The third place we went, LiQun, was located in a maze of grey, dusty, run-down shacks, on a street inaccessible to cars. We would have had an impossible time finding it, but Summer fooled a crooked rickshaw driver into thinking that Dev (who was giving me the a lightning tour of the Forbidden City) was an important Chinese factory owner who would call the Beijing police and have him arrested unless he took her there. It was 2PM, and we were the only ones eating there, in an un-airconditioned room next to an open refrigerator full of ducks, while a sullen Chinese girl alternately mopped the floor and swatted at flies. The duck meat itself was very good - moist, tender, and flavorful, not at all chewy. The pancakes reminded me of the thin, flexible rice paper that you sometimes see surrounding vietnamese spring rolls - they weren't quite as good as the ones at Quanjude, but I liked the little bit of stretch and chew that they had, and they certainly weren't doughy like the ones at Made In China. Unfortunately, the duck skin wasn't as crispy as I would have liked, and the thick layer of fat between the skin and the meat overwhelmed the meat and skin. And, shockingly, the hoisin sauce (which I would have assumed would be constant across the board) was kind of grainy and acrid, noticeably inferior to the hoisin sauces at the other two places. We tried to order garlic sauce and ended up with a paste of garlic and sugar, but it was only about 25 cents down the drain.

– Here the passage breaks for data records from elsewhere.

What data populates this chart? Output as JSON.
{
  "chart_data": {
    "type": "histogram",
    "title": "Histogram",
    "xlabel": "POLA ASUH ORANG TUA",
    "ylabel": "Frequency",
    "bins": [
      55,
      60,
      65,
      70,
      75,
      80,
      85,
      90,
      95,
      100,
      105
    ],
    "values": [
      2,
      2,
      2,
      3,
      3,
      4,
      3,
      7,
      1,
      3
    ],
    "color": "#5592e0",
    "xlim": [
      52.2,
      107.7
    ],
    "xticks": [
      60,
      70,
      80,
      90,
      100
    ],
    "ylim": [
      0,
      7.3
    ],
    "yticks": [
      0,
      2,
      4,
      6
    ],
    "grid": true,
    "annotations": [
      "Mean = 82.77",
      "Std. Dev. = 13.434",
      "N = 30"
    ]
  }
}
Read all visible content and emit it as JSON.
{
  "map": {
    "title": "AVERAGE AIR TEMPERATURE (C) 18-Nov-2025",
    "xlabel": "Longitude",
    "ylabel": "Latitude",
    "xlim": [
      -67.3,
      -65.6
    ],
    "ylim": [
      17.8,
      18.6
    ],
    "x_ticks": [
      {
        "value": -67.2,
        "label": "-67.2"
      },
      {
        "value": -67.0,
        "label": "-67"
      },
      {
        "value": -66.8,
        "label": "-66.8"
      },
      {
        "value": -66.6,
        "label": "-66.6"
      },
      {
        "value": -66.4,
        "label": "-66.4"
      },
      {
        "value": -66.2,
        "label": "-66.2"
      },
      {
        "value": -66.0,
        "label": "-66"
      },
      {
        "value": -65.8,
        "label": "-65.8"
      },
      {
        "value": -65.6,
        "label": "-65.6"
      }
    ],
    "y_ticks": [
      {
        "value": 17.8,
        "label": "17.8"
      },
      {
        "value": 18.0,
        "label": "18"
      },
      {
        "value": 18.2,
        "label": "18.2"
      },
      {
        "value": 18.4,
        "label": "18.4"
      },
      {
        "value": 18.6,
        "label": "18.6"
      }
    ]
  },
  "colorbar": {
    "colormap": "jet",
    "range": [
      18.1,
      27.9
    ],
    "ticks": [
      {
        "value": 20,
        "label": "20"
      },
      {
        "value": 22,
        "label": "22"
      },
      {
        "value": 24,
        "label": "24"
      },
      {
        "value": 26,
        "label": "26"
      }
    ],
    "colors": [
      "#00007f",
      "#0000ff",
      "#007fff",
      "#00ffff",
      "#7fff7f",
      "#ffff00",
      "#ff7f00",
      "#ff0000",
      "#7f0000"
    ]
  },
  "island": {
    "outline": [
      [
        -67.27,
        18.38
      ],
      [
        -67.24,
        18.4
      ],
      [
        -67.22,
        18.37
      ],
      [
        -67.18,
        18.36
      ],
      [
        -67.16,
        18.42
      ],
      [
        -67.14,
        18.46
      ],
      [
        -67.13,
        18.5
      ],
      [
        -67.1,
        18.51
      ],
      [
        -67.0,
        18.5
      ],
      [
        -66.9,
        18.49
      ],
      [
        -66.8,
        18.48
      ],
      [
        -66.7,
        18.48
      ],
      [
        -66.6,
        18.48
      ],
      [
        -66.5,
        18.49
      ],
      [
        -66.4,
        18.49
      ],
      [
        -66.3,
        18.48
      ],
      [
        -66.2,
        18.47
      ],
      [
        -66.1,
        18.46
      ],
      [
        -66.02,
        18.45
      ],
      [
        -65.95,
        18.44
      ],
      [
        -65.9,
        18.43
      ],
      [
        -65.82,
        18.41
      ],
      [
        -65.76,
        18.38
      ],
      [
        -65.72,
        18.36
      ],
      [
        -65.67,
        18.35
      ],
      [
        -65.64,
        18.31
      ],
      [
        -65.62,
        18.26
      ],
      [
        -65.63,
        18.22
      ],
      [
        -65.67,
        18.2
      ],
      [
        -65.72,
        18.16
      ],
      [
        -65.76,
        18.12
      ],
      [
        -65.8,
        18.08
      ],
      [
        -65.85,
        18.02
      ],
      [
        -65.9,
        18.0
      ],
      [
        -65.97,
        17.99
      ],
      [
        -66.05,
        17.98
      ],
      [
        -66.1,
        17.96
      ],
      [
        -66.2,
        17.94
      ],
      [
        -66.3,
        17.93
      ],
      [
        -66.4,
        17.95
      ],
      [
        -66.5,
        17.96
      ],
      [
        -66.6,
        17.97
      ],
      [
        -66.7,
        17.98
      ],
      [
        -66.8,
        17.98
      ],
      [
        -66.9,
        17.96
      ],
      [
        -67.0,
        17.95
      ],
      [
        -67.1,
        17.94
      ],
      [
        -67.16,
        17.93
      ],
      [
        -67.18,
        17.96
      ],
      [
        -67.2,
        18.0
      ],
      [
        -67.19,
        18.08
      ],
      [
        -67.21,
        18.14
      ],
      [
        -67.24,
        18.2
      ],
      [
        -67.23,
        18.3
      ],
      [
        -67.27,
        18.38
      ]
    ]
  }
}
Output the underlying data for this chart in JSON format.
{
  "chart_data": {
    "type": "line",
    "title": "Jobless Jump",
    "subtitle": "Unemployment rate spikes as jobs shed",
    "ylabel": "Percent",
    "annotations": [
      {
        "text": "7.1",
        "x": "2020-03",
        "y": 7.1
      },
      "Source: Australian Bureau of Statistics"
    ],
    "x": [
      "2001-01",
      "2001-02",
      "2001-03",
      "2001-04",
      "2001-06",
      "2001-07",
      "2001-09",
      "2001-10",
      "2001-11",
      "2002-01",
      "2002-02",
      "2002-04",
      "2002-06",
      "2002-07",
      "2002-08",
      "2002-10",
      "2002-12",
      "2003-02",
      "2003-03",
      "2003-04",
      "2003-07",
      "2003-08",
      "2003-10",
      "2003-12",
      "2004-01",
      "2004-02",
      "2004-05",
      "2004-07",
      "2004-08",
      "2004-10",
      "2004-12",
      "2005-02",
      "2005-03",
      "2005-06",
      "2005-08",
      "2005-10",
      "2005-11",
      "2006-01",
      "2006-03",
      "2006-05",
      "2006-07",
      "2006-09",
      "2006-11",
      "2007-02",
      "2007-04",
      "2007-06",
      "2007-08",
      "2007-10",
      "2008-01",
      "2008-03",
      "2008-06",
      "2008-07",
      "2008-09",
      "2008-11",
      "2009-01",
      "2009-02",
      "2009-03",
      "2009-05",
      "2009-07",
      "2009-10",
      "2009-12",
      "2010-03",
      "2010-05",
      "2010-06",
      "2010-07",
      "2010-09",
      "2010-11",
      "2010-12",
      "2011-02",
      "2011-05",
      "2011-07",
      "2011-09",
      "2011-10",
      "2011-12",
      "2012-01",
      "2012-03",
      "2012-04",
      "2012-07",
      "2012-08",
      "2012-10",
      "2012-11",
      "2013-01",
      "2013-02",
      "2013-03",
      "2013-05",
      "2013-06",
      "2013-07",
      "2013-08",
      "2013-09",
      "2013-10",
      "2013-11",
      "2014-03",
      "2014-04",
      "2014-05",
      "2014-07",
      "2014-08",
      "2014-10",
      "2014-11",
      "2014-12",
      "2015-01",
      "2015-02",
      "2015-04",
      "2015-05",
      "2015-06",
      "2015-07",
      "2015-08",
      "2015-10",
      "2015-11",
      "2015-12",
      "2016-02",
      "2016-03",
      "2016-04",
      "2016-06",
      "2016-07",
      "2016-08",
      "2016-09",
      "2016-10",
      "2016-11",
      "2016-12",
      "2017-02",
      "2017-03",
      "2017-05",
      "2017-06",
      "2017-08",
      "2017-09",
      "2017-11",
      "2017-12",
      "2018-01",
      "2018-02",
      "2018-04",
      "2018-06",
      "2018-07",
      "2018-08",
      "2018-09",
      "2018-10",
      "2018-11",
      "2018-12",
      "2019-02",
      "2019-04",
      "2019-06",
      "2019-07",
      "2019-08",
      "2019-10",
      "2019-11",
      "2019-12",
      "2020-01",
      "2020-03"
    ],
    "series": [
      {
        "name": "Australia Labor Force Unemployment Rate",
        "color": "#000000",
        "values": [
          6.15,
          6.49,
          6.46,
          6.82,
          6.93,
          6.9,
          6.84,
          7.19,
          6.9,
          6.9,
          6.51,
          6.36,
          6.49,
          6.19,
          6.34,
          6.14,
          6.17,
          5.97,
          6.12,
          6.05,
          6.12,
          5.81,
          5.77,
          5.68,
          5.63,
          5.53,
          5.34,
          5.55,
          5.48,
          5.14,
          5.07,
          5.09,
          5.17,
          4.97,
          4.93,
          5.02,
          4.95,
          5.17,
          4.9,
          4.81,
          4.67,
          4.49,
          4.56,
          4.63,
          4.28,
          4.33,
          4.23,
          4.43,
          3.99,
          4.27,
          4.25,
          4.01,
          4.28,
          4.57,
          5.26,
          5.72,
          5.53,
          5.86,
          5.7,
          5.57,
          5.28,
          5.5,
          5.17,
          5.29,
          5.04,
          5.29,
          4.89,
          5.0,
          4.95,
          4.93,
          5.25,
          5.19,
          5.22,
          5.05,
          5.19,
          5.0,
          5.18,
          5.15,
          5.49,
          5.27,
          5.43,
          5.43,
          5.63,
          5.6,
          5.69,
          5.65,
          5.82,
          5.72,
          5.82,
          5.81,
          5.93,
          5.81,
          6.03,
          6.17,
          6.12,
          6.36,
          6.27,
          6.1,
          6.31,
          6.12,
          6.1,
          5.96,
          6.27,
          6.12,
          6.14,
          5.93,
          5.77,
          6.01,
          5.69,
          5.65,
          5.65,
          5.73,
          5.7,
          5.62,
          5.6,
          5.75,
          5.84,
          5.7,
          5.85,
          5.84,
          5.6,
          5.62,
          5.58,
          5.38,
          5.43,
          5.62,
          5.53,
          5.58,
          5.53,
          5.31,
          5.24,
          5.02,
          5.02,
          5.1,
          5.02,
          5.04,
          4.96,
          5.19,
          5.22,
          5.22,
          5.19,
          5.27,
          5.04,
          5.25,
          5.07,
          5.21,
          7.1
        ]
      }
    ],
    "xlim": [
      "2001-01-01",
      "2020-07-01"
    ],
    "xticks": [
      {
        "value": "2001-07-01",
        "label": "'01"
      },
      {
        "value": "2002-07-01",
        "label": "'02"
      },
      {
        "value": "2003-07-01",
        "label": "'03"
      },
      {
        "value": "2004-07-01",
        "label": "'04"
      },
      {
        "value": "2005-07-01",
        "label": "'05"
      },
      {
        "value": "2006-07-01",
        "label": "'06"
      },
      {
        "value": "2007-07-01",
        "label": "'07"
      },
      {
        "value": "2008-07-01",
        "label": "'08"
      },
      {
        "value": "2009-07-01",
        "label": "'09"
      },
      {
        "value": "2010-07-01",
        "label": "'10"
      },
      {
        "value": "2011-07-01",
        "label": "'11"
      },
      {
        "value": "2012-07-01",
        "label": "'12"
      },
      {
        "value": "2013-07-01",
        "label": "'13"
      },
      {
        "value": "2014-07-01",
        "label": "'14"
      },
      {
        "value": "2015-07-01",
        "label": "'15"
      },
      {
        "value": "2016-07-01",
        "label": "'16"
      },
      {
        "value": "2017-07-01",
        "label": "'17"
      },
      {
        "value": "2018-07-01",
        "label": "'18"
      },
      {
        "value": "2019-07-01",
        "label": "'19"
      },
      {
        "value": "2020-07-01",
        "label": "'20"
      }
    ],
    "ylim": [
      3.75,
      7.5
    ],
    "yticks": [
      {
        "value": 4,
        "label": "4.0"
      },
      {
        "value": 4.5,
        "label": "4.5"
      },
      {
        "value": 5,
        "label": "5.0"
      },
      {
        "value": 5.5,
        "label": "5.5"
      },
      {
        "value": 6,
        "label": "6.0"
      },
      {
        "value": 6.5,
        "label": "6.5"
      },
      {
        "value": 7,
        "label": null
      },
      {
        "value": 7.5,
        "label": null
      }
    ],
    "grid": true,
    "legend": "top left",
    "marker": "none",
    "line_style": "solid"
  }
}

Now, I'm not one to be put off by a little fat, so for me the duck at LiQun was #2 because the meat was so much better than at Made In China; Dev agreed. Summer, who is one to be put off by a little fat, found the duck at LiQun downright difficult to eat, and far preferred Made in China. But we all agreed that the duck at Quanjude was #1.

In other news, the Hey Song Sarsaparilla was undrinkably foul. The Bundaberg products (root beer, ginger beer, and bitter lemon-lime) were all very good. The root beer has sarsaparilla root and licorice root, as well as actual vanilla and cane sugar, and ranks right up near the top of the root beer list (though I wouldn't really classify it with the traditional sarsaparillas). Today I found Bundaberg sarsaparilla at a different store, and I'm looking forward to trying it and comparing the two. The ginger beer was excellent, with a serious bite to it, but not as strong as, say, Blenheim. The lemon-lime was OK, and combined very nicely with ice-cold gin. Tonight we ate at Bubba's, a BBQ restaurant owned and operated by an expatriate Texan. The brisket was as good as Dickey's on a good day, which makes the place a damn sight better than any BBQ restaurant I've been to in NYC.

This is probably my last post from China; I'll get back to you about the Bundaberg Sarsaparilla when I get back to the States. I know you'll be dying with the suspense.